There isn’t a song, gag, art design, character, moral or plot point in “The Princess and the Frog” that doesn’t seem patently borrowed, adapted and simplified from every other Disney movie ever.
But you know what? I don’t care.
“The Princess and the Frog” is highly watchable, charming, artistic, amusing and funny in the spirit of any of the Disney classics I grew up with as a kid. The film is done in a stunning, colorful 2-D. It has a textbook, but workable story structure. It forces its audience to think, engage with the characters, feel emotions and do it all simply. It does everything an animated movie was supposed to do before chaotic digitally animated action sequences took over or before Pixar made their kids movies a little too smart and started scaring lackadaisical parents and their kids back to the former.
It tells the story of Tiana (Anika Noni Rose), a black girl from New Orleans working two waitress jobs so she can fulfill her dream of owning and operating a restaurant of her own. Her life changes when the handsome but penniless Prince Naveen (Bruno Campos) comes to New Orleans and is tricked and transformed into a frog by an evil Voodoo doctor who wants to control the city.
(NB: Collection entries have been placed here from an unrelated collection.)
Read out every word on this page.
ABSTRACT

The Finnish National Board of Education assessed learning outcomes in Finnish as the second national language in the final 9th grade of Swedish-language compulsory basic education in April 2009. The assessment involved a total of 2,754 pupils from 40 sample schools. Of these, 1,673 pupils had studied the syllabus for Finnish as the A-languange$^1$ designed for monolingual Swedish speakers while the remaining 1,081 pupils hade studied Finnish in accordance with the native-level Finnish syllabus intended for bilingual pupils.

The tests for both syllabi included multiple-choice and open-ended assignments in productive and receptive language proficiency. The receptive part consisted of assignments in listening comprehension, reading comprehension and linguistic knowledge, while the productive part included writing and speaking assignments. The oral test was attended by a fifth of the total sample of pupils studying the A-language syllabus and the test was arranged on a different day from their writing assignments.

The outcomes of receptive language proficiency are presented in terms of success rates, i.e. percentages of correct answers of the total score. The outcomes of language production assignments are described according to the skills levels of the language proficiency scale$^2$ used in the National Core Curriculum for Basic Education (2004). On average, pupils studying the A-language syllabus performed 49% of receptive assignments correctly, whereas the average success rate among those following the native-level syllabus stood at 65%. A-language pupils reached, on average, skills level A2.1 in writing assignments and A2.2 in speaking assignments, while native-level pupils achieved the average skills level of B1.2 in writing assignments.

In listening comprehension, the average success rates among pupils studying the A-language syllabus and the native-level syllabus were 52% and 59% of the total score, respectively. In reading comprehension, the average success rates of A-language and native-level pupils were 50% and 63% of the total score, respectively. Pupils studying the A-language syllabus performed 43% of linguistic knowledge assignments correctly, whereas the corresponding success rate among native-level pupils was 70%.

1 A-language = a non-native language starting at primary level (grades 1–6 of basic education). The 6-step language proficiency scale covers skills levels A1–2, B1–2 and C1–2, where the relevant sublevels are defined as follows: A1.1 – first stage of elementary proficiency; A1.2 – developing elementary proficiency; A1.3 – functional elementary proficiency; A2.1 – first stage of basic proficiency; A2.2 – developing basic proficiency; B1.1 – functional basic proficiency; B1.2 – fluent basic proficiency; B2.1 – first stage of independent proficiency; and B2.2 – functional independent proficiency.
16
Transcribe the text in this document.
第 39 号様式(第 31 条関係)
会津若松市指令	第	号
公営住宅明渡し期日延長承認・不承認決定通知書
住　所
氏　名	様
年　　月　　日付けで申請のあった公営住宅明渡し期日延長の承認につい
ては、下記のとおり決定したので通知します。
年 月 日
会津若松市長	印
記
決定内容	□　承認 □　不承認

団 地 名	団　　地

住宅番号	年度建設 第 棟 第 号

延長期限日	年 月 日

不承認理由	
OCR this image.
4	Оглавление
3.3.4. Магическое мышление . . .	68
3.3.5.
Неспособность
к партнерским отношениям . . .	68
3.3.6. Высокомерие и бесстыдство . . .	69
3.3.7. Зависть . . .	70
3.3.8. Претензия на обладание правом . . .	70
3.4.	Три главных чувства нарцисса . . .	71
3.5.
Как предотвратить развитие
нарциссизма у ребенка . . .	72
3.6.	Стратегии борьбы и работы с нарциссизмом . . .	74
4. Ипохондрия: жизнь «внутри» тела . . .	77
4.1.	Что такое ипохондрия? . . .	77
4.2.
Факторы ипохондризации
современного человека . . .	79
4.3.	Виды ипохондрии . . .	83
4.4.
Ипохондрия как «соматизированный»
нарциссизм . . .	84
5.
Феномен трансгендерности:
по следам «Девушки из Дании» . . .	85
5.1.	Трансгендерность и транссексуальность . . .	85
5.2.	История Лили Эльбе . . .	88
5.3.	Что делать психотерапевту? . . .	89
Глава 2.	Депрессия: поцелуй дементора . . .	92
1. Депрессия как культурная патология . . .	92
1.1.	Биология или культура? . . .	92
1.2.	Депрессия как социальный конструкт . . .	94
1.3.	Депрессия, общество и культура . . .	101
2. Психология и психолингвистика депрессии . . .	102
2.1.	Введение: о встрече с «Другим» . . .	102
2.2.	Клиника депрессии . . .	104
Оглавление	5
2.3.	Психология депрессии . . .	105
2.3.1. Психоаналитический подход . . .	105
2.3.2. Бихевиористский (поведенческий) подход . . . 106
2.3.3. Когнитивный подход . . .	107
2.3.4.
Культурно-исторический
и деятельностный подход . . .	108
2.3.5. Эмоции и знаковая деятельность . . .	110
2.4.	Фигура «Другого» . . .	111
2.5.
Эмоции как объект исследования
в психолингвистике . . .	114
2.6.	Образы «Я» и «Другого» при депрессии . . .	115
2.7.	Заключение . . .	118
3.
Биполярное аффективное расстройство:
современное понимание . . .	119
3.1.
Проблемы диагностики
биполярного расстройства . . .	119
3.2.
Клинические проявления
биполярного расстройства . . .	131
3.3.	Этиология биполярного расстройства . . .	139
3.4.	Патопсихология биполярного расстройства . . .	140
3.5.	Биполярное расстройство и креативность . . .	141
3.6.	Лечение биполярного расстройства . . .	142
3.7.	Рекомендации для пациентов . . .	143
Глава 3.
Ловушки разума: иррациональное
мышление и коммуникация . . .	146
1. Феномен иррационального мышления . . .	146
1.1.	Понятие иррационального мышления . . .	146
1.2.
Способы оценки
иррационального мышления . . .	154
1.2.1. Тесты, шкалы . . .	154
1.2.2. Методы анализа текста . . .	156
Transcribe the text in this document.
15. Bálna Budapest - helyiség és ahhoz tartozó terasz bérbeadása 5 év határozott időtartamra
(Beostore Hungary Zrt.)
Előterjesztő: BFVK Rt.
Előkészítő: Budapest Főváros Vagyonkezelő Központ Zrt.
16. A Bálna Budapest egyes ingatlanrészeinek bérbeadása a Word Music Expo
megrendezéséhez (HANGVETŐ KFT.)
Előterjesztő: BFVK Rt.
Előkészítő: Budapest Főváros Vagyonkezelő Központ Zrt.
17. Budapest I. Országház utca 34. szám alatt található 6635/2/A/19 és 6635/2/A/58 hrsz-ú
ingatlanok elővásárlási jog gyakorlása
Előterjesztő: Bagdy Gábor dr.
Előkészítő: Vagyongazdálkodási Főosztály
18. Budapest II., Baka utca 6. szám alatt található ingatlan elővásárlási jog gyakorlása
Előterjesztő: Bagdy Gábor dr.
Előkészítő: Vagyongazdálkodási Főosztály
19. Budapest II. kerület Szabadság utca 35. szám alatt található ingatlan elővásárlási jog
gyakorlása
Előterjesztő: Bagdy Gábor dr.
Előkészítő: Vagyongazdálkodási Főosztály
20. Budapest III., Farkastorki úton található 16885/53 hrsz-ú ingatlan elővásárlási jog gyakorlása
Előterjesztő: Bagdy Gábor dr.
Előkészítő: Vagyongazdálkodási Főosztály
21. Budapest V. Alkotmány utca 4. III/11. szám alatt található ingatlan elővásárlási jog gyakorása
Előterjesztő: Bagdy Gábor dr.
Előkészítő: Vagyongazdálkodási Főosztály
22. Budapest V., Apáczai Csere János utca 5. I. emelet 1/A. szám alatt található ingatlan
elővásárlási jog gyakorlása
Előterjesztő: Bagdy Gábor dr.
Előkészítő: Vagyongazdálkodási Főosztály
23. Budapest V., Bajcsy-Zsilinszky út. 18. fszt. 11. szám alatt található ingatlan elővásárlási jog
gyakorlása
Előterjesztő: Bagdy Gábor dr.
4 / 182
Tiana kisses Naveen the frog in hopes that he’ll change back and help her open her restaurant but is then changed into a frog too. On the run and on the quest to change back, they meet talking, jazz performing animals, fall in love, and learn lessons about the bigger picture of life, all that good stuff.
Some will call it magic, and it is. Hearing Randy Newman’s lively bayou-blend score in accompaniment with watching the vivid animation by people who still know how to animate the old fashioned way is as entertaining and enthralling as “The Lion King.” Or “Aladdin.” Or “The Little Mermaid.” Or “Pocahontas.” Or “Beauty and the Beast (well that’s pushing it a little).”
Because at this point, isn’t it packaged magic? Doesn’t Disney’s spell come from a recipe? Isn’t it just a little stale? Not a moment of “The Princess and the Frog” is as lovely as “Beauty and the Beast.” Not a character is as lively as Robin Williams’s Genie. Not a moral is as pure as perhaps the best of the Disney films, “Pinocchio.”
But I can envision parents starting their kids off on watching films with this new one. It’s modern, it’s solid, and it’s not locked away in the Disney vault. I’d like to imagine new generations of kids growing up to be like Tiana and not like the Kung Fu Panda.